Sentii il suo arresto e la sua inopinata condanna come una carognata delle peggiori e come una mazzata sulla mia stessa testa. In occasione della campagna elettorale regionale del giugno, nello scrivere il testo di una canzoncina per il “giornale parlato” che diffondevamo per le vie del mio paese e di quelli vicini, non esitai, di conseguenza, a mettere il nome di Franco accanto a quello, come pochi glorioso, di Girolamo Li Causi.

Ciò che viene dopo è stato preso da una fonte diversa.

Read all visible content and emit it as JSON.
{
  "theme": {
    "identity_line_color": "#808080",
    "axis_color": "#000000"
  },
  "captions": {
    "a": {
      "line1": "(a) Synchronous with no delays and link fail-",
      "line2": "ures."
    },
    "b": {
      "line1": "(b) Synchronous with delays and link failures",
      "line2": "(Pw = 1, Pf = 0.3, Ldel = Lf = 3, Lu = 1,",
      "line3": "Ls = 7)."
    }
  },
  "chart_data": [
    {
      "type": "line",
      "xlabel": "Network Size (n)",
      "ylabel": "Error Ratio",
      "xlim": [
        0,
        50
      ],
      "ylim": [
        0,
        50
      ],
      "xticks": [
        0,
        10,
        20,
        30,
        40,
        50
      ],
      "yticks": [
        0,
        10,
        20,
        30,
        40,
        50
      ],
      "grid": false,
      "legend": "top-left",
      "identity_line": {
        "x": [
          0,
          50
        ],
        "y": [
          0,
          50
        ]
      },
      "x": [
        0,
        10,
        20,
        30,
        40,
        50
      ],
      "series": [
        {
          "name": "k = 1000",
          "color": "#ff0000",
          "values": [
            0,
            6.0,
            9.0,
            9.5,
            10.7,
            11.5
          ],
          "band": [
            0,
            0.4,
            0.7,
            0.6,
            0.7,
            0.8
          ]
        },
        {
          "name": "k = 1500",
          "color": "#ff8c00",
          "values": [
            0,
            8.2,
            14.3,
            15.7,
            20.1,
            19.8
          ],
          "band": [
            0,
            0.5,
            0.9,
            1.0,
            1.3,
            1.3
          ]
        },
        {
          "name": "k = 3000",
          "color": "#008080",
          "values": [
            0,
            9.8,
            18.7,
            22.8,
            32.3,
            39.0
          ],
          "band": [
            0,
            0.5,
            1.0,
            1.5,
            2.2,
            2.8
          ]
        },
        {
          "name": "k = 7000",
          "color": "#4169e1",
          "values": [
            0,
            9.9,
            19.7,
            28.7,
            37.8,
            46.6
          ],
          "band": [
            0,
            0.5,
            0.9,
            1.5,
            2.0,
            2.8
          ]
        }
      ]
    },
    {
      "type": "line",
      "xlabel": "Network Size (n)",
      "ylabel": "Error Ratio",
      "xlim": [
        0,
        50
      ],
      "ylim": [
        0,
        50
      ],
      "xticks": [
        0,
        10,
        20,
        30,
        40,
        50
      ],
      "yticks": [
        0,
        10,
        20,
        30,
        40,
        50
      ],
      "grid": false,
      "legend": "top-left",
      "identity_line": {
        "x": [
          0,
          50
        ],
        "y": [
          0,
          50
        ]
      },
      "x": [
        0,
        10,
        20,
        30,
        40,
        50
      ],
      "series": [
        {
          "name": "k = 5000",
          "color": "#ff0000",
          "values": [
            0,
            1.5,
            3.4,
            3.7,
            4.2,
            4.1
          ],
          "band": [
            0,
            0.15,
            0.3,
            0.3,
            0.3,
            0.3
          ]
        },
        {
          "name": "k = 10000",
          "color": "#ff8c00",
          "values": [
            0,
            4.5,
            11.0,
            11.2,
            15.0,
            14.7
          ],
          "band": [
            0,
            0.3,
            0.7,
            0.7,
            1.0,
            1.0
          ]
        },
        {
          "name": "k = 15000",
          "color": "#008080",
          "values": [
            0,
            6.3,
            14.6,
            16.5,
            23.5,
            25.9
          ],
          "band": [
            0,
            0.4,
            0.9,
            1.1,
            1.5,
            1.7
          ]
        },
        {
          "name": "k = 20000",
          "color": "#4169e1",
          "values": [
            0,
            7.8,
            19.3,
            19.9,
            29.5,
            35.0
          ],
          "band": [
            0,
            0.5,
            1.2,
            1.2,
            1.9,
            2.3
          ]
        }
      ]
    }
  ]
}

Mi commossi, quel pomeriggio che onoravamo Ho Chi Minh, nel rivederlo libero, lo abbracciai, piansi – credo – qualche lacrima (qualche altra, del resto, ne sto versando adesso). Ci scambiammo poche parole, con pose un po’ teatrali. Mi disse, sorpreso di vedermi lì: “Ma non avevi fatto altre scelte politiche?”. Risposi: “Sì, ma penso che molti di quelli che sono qui, nei momenti decisivi, staranno dalla mia stessa parte”. Concluse unitario e conciliante: “Anche molti di quelli che non sono qui staranno dalla nostra stessa parte”. Il colloquio si esaurì con queste parole giacché iniziava la cerimonia. Ci perdemmo di vista. Seppi che era diventato un concreto e capace dirigente sindacale e insieme era rimasto un “comunista di destra”, come Pio La Torre. Ce ne fossero!
Lo riconobbi il pomeriggio di una domenica d’estate, in un albergo sul mare di Cefalù, un anno che facevo colà il commissario d'esami. Immagino che Padrut fosse venuto a incontrare degli amici. Credo che non mi riconobbe o, forse, non mi notò affatto. Quasi certamente non si rammenta più di me.
Eppure sarei felice se questo ricordo delle onoranze per Ho Chi Minh, di una lontana giornata in una bellissima Palermo, di una passione ideale e politica, gli giungesse attraverso la rete come attestato di una stima e di un’ammirazione che non sono cessate.